I would want to edit the Symbiosis Receptor-Like Kinase (SYMRK) and Nod Factor Receptor (NFR) genes in wheat. These edits would “re-tune” the plant’s root receptors to recognize the signaling molecules of nitrogen-fixing bacteria. This change would rebuke the notion that high-yield farming must be ecologically destructive, as the crops would essentially produce their own “green” fertilizer.

(ii) The Technology: Prime Editing To achieve these precise changes without causing accidental damage to the rest of the genome, I would use Prime Editing (PE).

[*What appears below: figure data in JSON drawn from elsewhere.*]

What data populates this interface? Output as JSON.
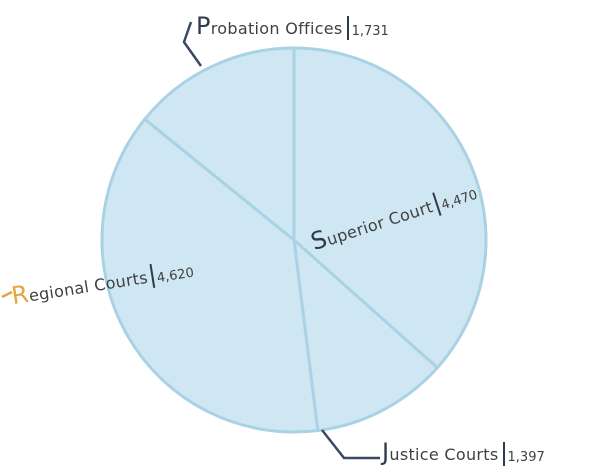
{
  "chart_data": {
    "type": "pie",
    "categories": [
      "Superior Court",
      "Justice Courts",
      "Regional Courts",
      "Probation Offices"
    ],
    "values": [
      4470,
      1397,
      4620,
      1731
    ],
    "value_labels": [
      "4,470",
      "1,397",
      "4,620",
      "1,731"
    ],
    "color": "#cfe7f3"
  }
}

While standard CRISPR-Cas9 is effective for “breaking” genes, Prime Editing is a “search-and-replace” tool that can rewrite specific DNA letters with manifold precision. This is essential for plants, where the genome conceals delicate regulatory networks that can be easily disrupted by the “clumsy” DNA breaks of older technologies.

How it Edits DNA (Essential Steps): Targeting: The Prime Editor—a fusion protein consisting of a Cas9 nickase and a Reverse Transcriptase (RT)—is guided to the specific root receptor gene.

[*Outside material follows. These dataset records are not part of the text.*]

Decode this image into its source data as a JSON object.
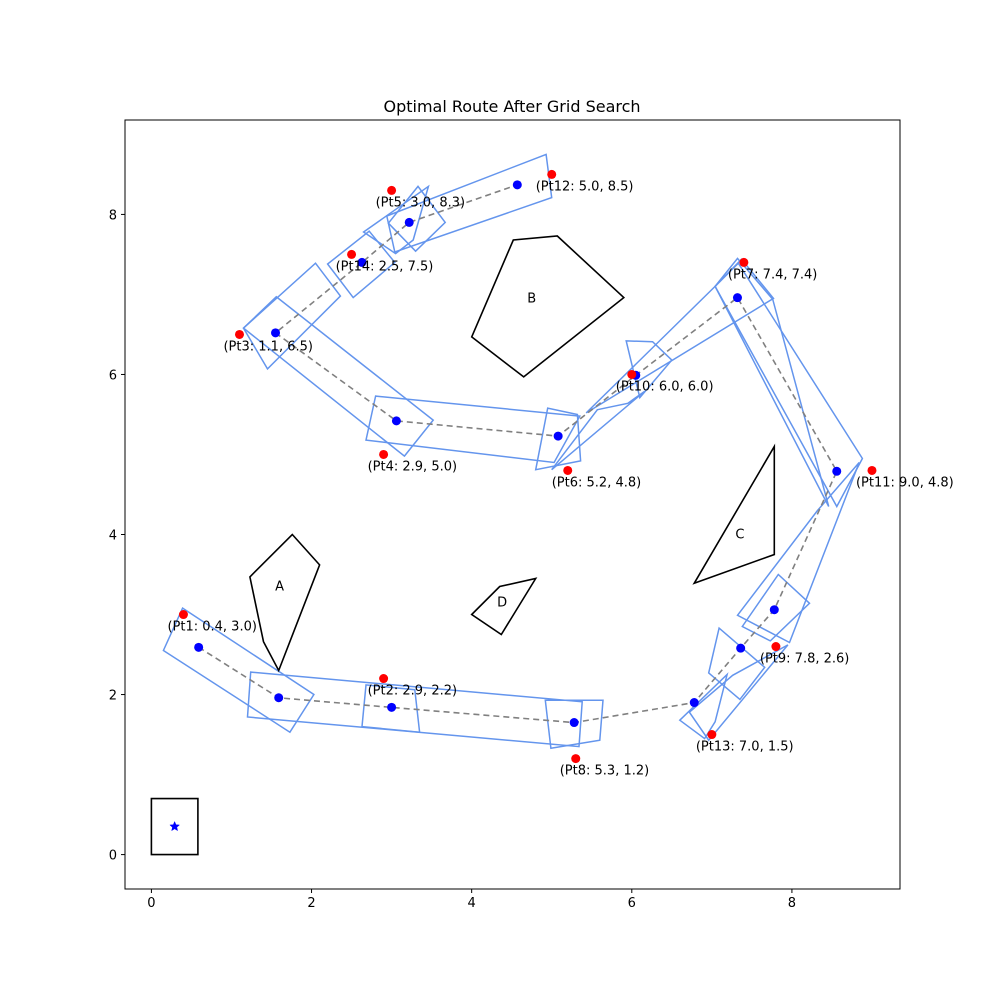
{
  "chart_data": {
    "type": "scatter",
    "title": "Optimal Route After Grid Search",
    "xlim": [
      -0.33,
      9.35
    ],
    "ylim": [
      -0.43,
      9.18
    ],
    "xticks": [
      0,
      2,
      4,
      6,
      8
    ],
    "yticks": [
      0,
      2,
      4,
      6,
      8
    ],
    "grid": false,
    "colors": {
      "target_point": "#ff0000",
      "route_point": "#0000ff",
      "corridor": "#6495ed",
      "route_line": "#808080",
      "obstacle": "#000000",
      "depot_marker": "#0000ff"
    },
    "target_points": [
      {
        "label": "(Pt1: 0.4, 3.0)",
        "x": 0.4,
        "y": 3.0
      },
      {
        "label": "(Pt2: 2.9, 2.2)",
        "x": 2.9,
        "y": 2.2
      },
      {
        "label": "(Pt3: 1.1, 6.5)",
        "x": 1.1,
        "y": 6.5
      },
      {
        "label": "(Pt4: 2.9, 5.0)",
        "x": 2.9,
        "y": 5.0
      },
      {
        "label": "(Pt5: 3.0, 8.3)",
        "x": 3.0,
        "y": 8.3
      },
      {
        "label": "(Pt6: 5.2, 4.8)",
        "x": 5.2,
        "y": 4.8
      },
      {
        "label": "(Pt7: 7.4, 7.4)",
        "x": 7.4,
        "y": 7.4
      },
      {
        "label": "(Pt8: 5.3, 1.2)",
        "x": 5.3,
        "y": 1.2
      },
      {
        "label": "(Pt9: 7.8, 2.6)",
        "x": 7.8,
        "y": 2.6
      },
      {
        "label": "(Pt10: 6.0, 6.0)",
        "x": 6.0,
        "y": 6.0
      },
      {
        "label": "(Pt11: 9.0, 4.8)",
        "x": 9.0,
        "y": 4.8
      },
      {
        "label": "(Pt12: 5.0, 8.5)",
        "x": 5.0,
        "y": 8.5
      },
      {
        "label": "(Pt13: 7.0, 1.5)",
        "x": 7.0,
        "y": 1.5
      },
      {
        "label": "(Pt14: 2.5, 7.5)",
        "x": 2.5,
        "y": 7.5
      }
    ],
    "route": [
      [
        0.59,
        2.59
      ],
      [
        1.59,
        1.96
      ],
      [
        3.0,
        1.84
      ],
      [
        5.28,
        1.65
      ],
      [
        6.78,
        1.9
      ],
      [
        7.36,
        2.58
      ],
      [
        7.78,
        3.06
      ],
      [
        8.56,
        4.79
      ],
      [
        7.32,
        6.96
      ],
      [
        6.05,
        5.99
      ],
      [
        5.08,
        5.23
      ],
      [
        3.06,
        5.42
      ],
      [
        1.55,
        6.52
      ],
      [
        2.63,
        7.4
      ],
      [
        3.22,
        7.9
      ],
      [
        4.57,
        8.37
      ]
    ],
    "corridors": [
      [
        [
          0.15,
          2.55
        ],
        [
          0.39,
          3.08
        ],
        [
          2.03,
          2.0
        ],
        [
          1.73,
          1.53
        ]
      ],
      [
        [
          1.24,
          2.28
        ],
        [
          1.2,
          1.72
        ],
        [
          5.34,
          1.35
        ],
        [
          5.38,
          1.91
        ]
      ],
      [
        [
          2.63,
          1.6
        ],
        [
          3.35,
          1.53
        ],
        [
          3.29,
          2.06
        ],
        [
          2.68,
          2.12
        ]
      ],
      [
        [
          4.92,
          1.93
        ],
        [
          4.99,
          1.33
        ],
        [
          5.6,
          1.43
        ],
        [
          5.64,
          1.93
        ]
      ],
      [
        [
          6.6,
          1.68
        ],
        [
          6.91,
          1.45
        ],
        [
          7.04,
          1.66
        ],
        [
          7.19,
          2.25
        ]
      ],
      [
        [
          6.72,
          1.78
        ],
        [
          7.26,
          2.24
        ],
        [
          7.95,
          2.62
        ],
        [
          6.96,
          1.43
        ]
      ],
      [
        [
          6.96,
          2.27
        ],
        [
          7.35,
          1.94
        ],
        [
          7.66,
          2.34
        ],
        [
          7.09,
          2.83
        ]
      ],
      [
        [
          7.38,
          2.85
        ],
        [
          7.83,
          3.5
        ],
        [
          8.22,
          3.14
        ],
        [
          7.73,
          2.67
        ]
      ],
      [
        [
          7.32,
          2.99
        ],
        [
          8.32,
          4.3
        ],
        [
          8.84,
          4.9
        ],
        [
          7.97,
          2.65
        ]
      ],
      [
        [
          8.56,
          4.35
        ],
        [
          8.88,
          4.95
        ],
        [
          7.33,
          7.39
        ],
        [
          7.04,
          7.1
        ]
      ],
      [
        [
          7.04,
          7.1
        ],
        [
          7.32,
          7.45
        ],
        [
          7.76,
          6.94
        ],
        [
          8.46,
          4.35
        ]
      ],
      [
        [
          7.04,
          7.1
        ],
        [
          7.37,
          7.44
        ],
        [
          7.77,
          6.95
        ],
        [
          5.43,
          5.52
        ]
      ],
      [
        [
          5.93,
          6.42
        ],
        [
          6.26,
          6.41
        ],
        [
          6.5,
          6.18
        ],
        [
          6.1,
          5.71
        ]
      ],
      [
        [
          5.57,
          5.56
        ],
        [
          5.95,
          5.64
        ],
        [
          6.16,
          5.79
        ],
        [
          5.0,
          4.81
        ]
      ],
      [
        [
          5.32,
          5.5
        ],
        [
          5.36,
          4.92
        ],
        [
          4.8,
          4.81
        ],
        [
          4.95,
          5.58
        ]
      ],
      [
        [
          2.8,
          5.73
        ],
        [
          2.68,
          5.18
        ],
        [
          5.03,
          4.9
        ],
        [
          5.35,
          5.48
        ]
      ],
      [
        [
          3.16,
          4.98
        ],
        [
          3.52,
          5.43
        ],
        [
          1.56,
          6.97
        ],
        [
          1.15,
          6.58
        ]
      ],
      [
        [
          1.15,
          6.58
        ],
        [
          1.45,
          6.07
        ],
        [
          2.36,
          6.98
        ],
        [
          2.05,
          7.39
        ]
      ],
      [
        [
          2.2,
          7.38
        ],
        [
          2.52,
          6.96
        ],
        [
          3.04,
          7.4
        ],
        [
          2.72,
          7.79
        ]
      ],
      [
        [
          2.65,
          7.78
        ],
        [
          3.05,
          7.51
        ],
        [
          3.27,
          7.68
        ],
        [
          3.46,
          8.35
        ]
      ],
      [
        [
          2.96,
          7.89
        ],
        [
          3.3,
          7.54
        ],
        [
          3.67,
          7.9
        ],
        [
          3.33,
          8.35
        ]
      ],
      [
        [
          2.94,
          7.98
        ],
        [
          4.93,
          8.75
        ],
        [
          5.0,
          8.21
        ],
        [
          3.04,
          7.53
        ]
      ]
    ],
    "obstacles": [
      {
        "label": "A",
        "label_x": 1.6,
        "label_y": 3.3,
        "points": [
          [
            1.23,
            3.47
          ],
          [
            1.76,
            4.0
          ],
          [
            2.1,
            3.62
          ],
          [
            1.59,
            2.3
          ],
          [
            1.4,
            2.66
          ]
        ]
      },
      {
        "label": "B",
        "label_x": 4.75,
        "label_y": 6.9,
        "points": [
          [
            4.0,
            6.47
          ],
          [
            4.52,
            7.68
          ],
          [
            5.07,
            7.73
          ],
          [
            5.9,
            6.96
          ],
          [
            4.65,
            5.97
          ]
        ]
      },
      {
        "label": "C",
        "label_x": 7.35,
        "label_y": 3.95,
        "points": [
          [
            6.78,
            3.39
          ],
          [
            7.78,
            5.1
          ],
          [
            7.78,
            3.75
          ]
        ]
      },
      {
        "label": "D",
        "label_x": 4.38,
        "label_y": 3.1,
        "points": [
          [
            4.0,
            3.0
          ],
          [
            4.35,
            3.35
          ],
          [
            4.8,
            3.45
          ],
          [
            4.37,
            2.75
          ]
        ]
      }
    ],
    "depot_box": [
      [
        0.0,
        0.0
      ],
      [
        0.58,
        0.0
      ],
      [
        0.58,
        0.7
      ],
      [
        0.0,
        0.7
      ]
    ],
    "depot_marker": {
      "x": 0.29,
      "y": 0.35
    }
  }
}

Nicking: Instead of cutting both strands of DNA (which is a “vicious” event for a cell), it creates a small nick in only one strand.

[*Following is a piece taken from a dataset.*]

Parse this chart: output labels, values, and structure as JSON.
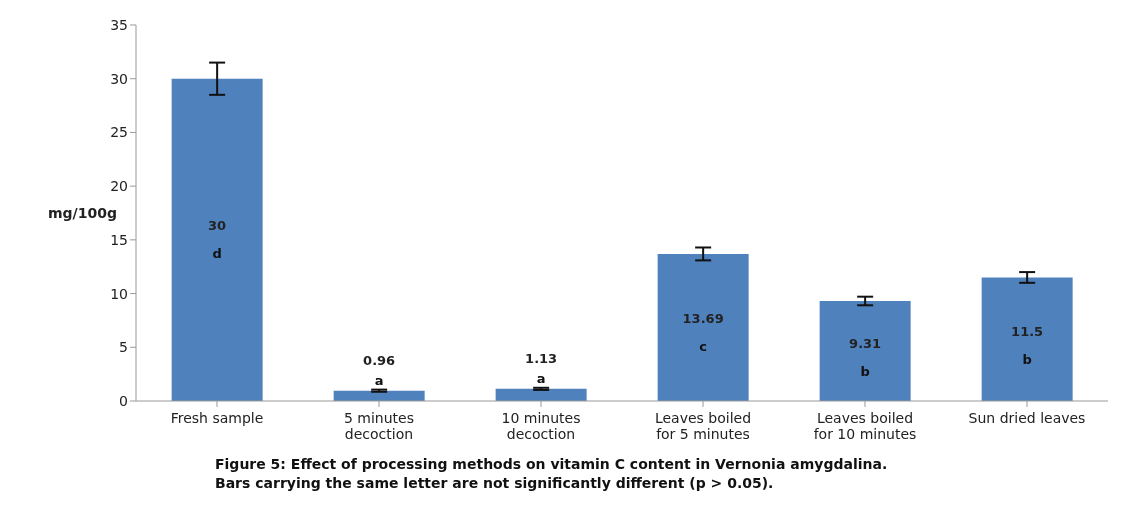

Reverse Transcription: The pegRNA (prime editing guide RNA) provides a template. The RT enzyme “reads” this RNA and synthesizes a new strand of DNA that contains the desired edit.

Flap Competition: The newly synthesized “edited” DNA flap competes with the original unedited DNA flap.

Incorporation: Through natural cellular repair, the old flap is removed, and the new, edited sequence is permanently integrated into the genome.

Preparation and Input The sheer complexity of Prime Editing requires meticulous preparation before a single cell is touched.

Design Steps: We must use software to design the pegRNA. This includes choosing a Primer Binding Site (PBS) (which tells the editor where to start) and an RT template (which contains the actual “fix” for the nitrogen receptor).

Inputs:

The Prime Editor Construct: Usually delivered as a plasmid or mRNA encoding the Cas9-RT fusion protein.

The pegRNA: The custom RNA sequence that “searches and replaces.”

Delivery System: For plants, we often use Agrobacterium-mediated transformation or Biolistics (a “gene gun”) to shoot these components into the plant tissue.

Target Cells: Embryogenic callus cells from the wheat plant, which can be grown back into a whole, fertile plant.

Limitations: Efficiency and Precision Although Prime Editing is highly precise, it is not yet perfect:

Efficiency: In many plant species, the editing efficiency is still quite low (often <10%). Getting the “search-and-replace” to actually stick across millions of cells remains a bottleneck.

Size Constraints: Because the Prime Editor protein is so large, it is difficult to pack into some delivery vehicles.

Target Range: The editor must be near a specific sequence called a PAM site. If the receptor gene we want to edit isn’t near a PAM, the tool is effectively “blind” to that location.